Joy has been whispering to me lately.
Not in grand, sweeping gestures, but in quiet, blink-and-you-might-miss-it ways. In the way the morning light spills onto my bedroom wall. In the half-asleep giggle that escapes after I hear something silly on a podcast. In the warmth of a cup of tea sipped slowly while the rest of the world rushes on.
That’s what living in joy has been feeling like lately. Small, intentional, sometimes messy, but always present.
The truth is, life is still loud. And not just loud in the literal sense. Though yes, sometimes the group chats are buzzing. I mean emotionally loud. Mentally loud. Energetically loud.
There are deadlines to meet. Responsibilities I can’t delegate. Brain fog that rolls in like a storm cloud some mornings and refuses to lift. There’s the weight of expectations, both mine and other people’s, and the background hum of “Am I doing enough?” that never quite goes away. Some days, the mental noise alone is deafening.
But even with all that noise, I’ve been making room for joy. Not because everything is perfectly aligned or peaceful, but because I’ve realized something important. If I wait for life to quiet down before I allow myself to feel good, I’ll be waiting forever.
Joy isn’t what happens after the struggle. It’s what keeps me going through it.
So I’ve started practicing joy like it’s a language I’m slowly becoming fluent in.
It’s not always effortless. Some mornings I forget. I open my eyes and immediately start sprinting toward the invisible finish line of the day. But then I catch myself. I take a breath. I come back to the present. I remember that joy lives here too, not at the end of some to-do list.
I’m learning to see joy as something I can live with, not something I have to live for. Not a reward for how well I perform at life. Not a thing I have to hustle for or wait to earn. It’s available to me now, in this body, in this breath, in this version of my life that might not be perfect but is still precious.
There’s also something rebellious and radical about choosing joy, especially as a Black woman. Especially when the world tries to make you feel like your worth is tied to your productivity or how well you hold it all together.
Choosing joy, for me, is resistance. It’s softness in a world that demands hardness. It’s presence in a world that glorifies burnout. It’s saying, “I deserve this,” without a checklist of accomplishments to prove it.
And I’ll be honest. There are still days when joy feels far away. Days when my anxiety wins. Days when I look around and wonder if I’m doing enough, being enough, showing up enough. But even on those days, I’ve started building rituals that help me find my way back.

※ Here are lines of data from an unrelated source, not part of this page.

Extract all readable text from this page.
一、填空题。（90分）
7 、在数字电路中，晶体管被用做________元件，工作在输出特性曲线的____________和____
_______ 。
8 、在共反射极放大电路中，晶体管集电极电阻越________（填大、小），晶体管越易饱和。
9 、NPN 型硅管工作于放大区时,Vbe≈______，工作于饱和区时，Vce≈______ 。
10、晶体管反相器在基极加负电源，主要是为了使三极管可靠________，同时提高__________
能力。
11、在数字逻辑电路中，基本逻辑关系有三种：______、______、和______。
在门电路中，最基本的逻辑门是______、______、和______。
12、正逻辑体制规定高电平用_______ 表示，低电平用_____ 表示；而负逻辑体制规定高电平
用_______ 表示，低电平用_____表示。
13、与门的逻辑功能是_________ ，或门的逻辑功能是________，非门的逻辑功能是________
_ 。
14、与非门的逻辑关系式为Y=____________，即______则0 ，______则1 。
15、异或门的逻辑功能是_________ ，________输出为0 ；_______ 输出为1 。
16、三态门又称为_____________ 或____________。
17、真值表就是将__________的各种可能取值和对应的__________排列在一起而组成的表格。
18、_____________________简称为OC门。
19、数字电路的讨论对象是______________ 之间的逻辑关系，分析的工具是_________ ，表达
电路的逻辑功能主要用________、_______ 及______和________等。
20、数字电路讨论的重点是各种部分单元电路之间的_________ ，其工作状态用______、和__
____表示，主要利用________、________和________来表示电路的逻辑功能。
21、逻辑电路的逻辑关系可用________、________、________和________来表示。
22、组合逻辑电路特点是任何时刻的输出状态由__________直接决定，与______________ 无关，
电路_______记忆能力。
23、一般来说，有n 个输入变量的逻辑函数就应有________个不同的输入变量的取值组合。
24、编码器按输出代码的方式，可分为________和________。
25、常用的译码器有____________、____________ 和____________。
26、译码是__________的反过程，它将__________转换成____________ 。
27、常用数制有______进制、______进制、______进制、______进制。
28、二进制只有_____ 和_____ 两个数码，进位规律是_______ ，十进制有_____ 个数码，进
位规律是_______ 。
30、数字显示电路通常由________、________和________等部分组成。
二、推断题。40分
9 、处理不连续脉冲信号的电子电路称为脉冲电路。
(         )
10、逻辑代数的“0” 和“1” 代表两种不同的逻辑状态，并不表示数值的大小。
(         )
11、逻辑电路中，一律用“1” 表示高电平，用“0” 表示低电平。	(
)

Like watering my plants. Not just for them, but for me. Watching them grow reminds me that I’m growing too, even in invisible ways.

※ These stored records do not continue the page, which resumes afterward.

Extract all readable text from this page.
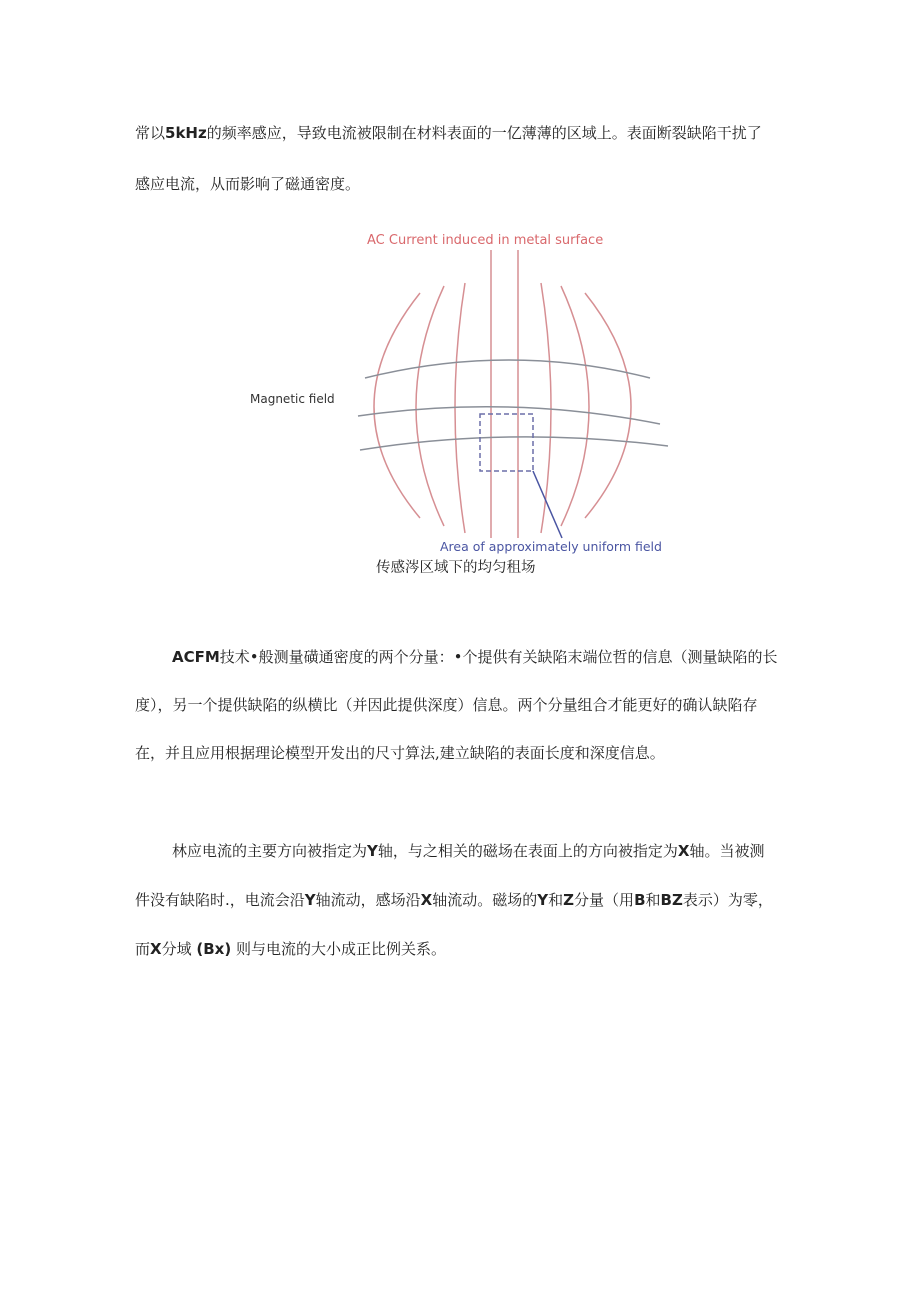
常以5kHz的频率感应，导致电流被限制在材料表面的一亿薄薄的区域上。表面断裂缺陷干扰了
感应电流，从而影响了磁通密度。
AC Current induced in metal surface
Magnetic field
Area of approximately uniform field
传感涔区域下的均匀租场
ACFM技术•般测量磺通密度的两个分量：•个提供有关缺陷末端位哲的信息（测量缺陷的长
度），另一个提供缺陷的纵横比（并因此提供深度）信息。两个分量组合才能更好的确认缺陷存
在，并且应用根据理论模型开发出的尺寸算法,建立缺陷的表面长度和深度信息。
林应电流的主要方向被指定为Y轴，与之相关的磁场在表面上的方向被指定为X轴。当被测
件没有缺陷时.，电流会沿Y轴流动，感场沿X轴流动。磁场的Y和Z分量（用B和BZ表示）为零，
而X分域 (Bx) 则与电流的大小成正比例关系。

Or walking barefoot in my front yard and feeling the earth beneath me. Grounding myself in something older and steadier, something that reminds me it’s okay to slow down.
Or writing. Always writing. Emptying my thoughts onto a page so I can breathe a little deeper again.
And the funny thing? Slowing down for joy hasn’t made me less driven or less ambitious. It’s made me more grounded. More connected. More able to hear myself think and to listen when my body says, “That’s enough for today.”
So yes, I’ve had to push some timelines. Delay some goals. But I’ve gained peace. And peace is a goal too.
Living in joy, especially when life is loud, is not about pretending everything is fine. It’s about finding something good to hold onto even when it’s not. It’s about weaving softness into the hard days. About showing up to your life with open hands, not clenched fists.
It’s about being okay with not having it all figured out and still smiling anyway.
So today, if life feels loud for you too, I invite you to do one small thing that brings you joy. Not to fix anything. Not to prove anything. Just because you deserve it.
Maybe that means resting your eyes. Or dancing in your kitchen. Or texting someone who makes you laugh. Or stepping outside to let the sun kiss your forehead like it missed you.
Whatever it is, let it be enough. Let you be enough.
The world will always give us reasons to spiral, to rush, to dim ourselves. But joy reminds us that we’re still here. Still breathing. Still worthy of softness and wonder.
And that’s more than enough for me today.